L’Europe s’agite, piétine, gesticule. Elle fait face, comme on dit. Elle lutte. Le vocabulaire médical jouxte désormais la moindre démarche politique ou médiatique. Il ne s’agit pas d’une nouveauté absolue mais d’une énième strate sociologique, à peine affleurante il y a quelques années et désormais exubérante. Elle venait de loin. De cette séculaire volonté qu’à toute la société de contrôler au mieux les leviers du bonheur maintenant que les institutions religieuses ne sont plus là pour le faire. L’économie s’étant ramassée, nous passons au sanitaire, qui n’est qu’une économie des postillons, elle aussi débordante de chiffres, de postulats et de prévisions inévitables.
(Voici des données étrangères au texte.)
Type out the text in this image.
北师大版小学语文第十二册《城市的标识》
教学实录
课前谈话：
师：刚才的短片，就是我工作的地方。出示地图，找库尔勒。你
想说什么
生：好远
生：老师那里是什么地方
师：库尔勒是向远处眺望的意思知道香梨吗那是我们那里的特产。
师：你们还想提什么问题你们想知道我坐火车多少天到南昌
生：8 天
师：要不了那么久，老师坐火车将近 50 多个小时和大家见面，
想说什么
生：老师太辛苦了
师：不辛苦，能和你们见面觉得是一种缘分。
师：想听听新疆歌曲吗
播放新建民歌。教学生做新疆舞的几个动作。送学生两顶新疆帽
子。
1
Oui la page du tout économique se tourne. Il fallait bien. Croissance médiocre, chômage constant, revendications à jamais insatisfaites. Depuis les années soixante-dix ça commençait à faire long. On ne pouvait plus tenir le même discours, reproduire les mêmes gesticulations, réintroduire les mêmes politiques. L’Italie a pris les devants. Face à leur première vague, humiliés par les quolibets internationaux, les italiens furent les premiers à allumer ce grand contre feu anthropologique ; maîtriser les courbes. Une vrai geste sanitaire, avec émissions spéciales, récits épiques appelant des armées de statistiques. La dette abyssale, les plans de relance à n’en plus finir, la disoccupazione… hop ! Regardez plutôt ici ! On a des milliers de morts, on agit, on bloque tout, on confine, en somme, on agit. On est bien là, toujours, mais autrement. Ce gouvernement qui ne peut plus rien pour améliorer votre quotidien (et eût-il pu améliorer un jour quelque chose qui touchât au bonheur, en définitive ?), qui ne sait comment donner un emploi aux jeunes, une pension aux vieux, un refuge aux migrants, ce Gouvernement rose-bleu-rerose-bleu-blanc-rose vous protège. C’est ici que tout commence.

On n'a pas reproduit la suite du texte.